First of all: cheese can last long! Probably longer than you think. Also: don’t be afraid of mould on cheese; you can scrape it off and use it for cooking anyway (disclaimer: I’m not a medical practitioner, this is just from my own experience). Remember; with cheese you can make an easy bechamel sauce, to pour over your cauliflower, or use in lasagna. This can be frozen, too, to preserve it for longer. Keeping it simple, I present to you a four-cheeses pasta, Italian style.
- 1 package pasta (your choice)
- 240 ml milk
- 80 grams of soft cheese of your choice (mozzarella, ricotta)
- 80 grams of blue cheese of your choice (gorgonzola, Danish blue)
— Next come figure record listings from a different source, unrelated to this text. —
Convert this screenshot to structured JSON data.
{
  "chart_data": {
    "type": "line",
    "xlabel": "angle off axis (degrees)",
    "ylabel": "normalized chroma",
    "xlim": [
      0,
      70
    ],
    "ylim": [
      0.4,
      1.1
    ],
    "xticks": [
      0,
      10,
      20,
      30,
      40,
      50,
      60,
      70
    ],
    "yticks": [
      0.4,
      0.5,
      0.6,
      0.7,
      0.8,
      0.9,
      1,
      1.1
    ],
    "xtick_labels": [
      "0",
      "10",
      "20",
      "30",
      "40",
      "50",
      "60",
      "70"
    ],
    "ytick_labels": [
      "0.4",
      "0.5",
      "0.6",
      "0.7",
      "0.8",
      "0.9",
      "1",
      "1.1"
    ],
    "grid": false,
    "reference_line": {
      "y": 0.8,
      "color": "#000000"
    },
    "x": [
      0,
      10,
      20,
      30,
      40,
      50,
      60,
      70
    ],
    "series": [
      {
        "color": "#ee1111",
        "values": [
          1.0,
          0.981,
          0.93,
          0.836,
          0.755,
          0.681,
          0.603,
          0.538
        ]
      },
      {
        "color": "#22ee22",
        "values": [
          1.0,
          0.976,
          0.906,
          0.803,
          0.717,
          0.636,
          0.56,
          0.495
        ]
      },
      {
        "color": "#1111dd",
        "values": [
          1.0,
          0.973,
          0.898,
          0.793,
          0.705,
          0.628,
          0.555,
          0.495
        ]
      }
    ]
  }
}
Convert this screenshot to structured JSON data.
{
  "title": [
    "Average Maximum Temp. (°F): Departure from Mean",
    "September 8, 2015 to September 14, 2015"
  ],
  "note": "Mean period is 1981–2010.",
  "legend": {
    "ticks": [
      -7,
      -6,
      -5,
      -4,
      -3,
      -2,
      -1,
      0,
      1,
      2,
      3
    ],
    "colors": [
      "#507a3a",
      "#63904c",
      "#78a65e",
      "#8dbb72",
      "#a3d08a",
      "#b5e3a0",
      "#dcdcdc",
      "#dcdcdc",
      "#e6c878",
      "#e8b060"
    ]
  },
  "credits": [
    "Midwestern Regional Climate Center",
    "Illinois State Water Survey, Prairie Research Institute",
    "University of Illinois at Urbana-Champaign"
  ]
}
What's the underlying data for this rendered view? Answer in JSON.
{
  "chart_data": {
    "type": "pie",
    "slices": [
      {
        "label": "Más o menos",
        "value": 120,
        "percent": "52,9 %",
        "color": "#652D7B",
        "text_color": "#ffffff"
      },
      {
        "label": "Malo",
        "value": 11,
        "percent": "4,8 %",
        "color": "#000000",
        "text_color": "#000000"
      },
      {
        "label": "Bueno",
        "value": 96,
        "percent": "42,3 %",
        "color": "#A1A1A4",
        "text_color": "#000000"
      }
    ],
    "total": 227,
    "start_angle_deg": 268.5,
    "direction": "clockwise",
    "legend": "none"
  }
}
- Pinch freshly ground nutmeg
- Pinch white pepper
- two types of grated cheese of your choice (parmigiano, pecorino,
- Fine sea salt (to taste)
Bring a large pot of salted water to a boil. Add whichever type of pasta you choose. tir, bring back to a boil and start timing according to your desired degree of doneness and instructions on the package. While the pasta is cooking, in a small, heavy-bottomed saucepan, heat the milk over medium-low heat. Add the soft cheeses, stirring constantly with a wooden spoon until they are melted and the mixture is homogeneous. Add the nutmeg and white pepper.About 1 minute before the pasta is done, remove it from heat and drain it. Transfer the drained pasta to a large skillet and stir in the milk-and-cheese mixture and the grated cheeses. Cook, shaking the pan continuously and vigorously until the sauce has thickened and the pasta is perfectly al dente and coated in the cheese sauce. Season to taste with fine sea salt.
Serve hot, with additional grated cheese for topping, if desired, and a green salad or vegetables.
1.3 million apples are thrown away. Every. Year. Staggering. And sucha shame for such a great product! Who doesn’t love the apple-break? Store them in a dry and cool place to keep them for longer. Another option is to make apple sauce to go with your vegetables. This is the simplest thing you’ll ever make, maximum outcome. I remember my mom always used to make her own apple sauce and whenever we had dinner guests over it would steal the show.
- 4 apples, peeled, cored and chopped into cubes
- 180 ml water
- 40 grams of sugar (use less or more to taste)
- pinch of cinnamon (optional)
Can you even call this a cooking method? It’s literally; putting everything in a saucepan, heat it over a medium heat for about 15 minutes and mash with a fork/potato masher. Enjoy!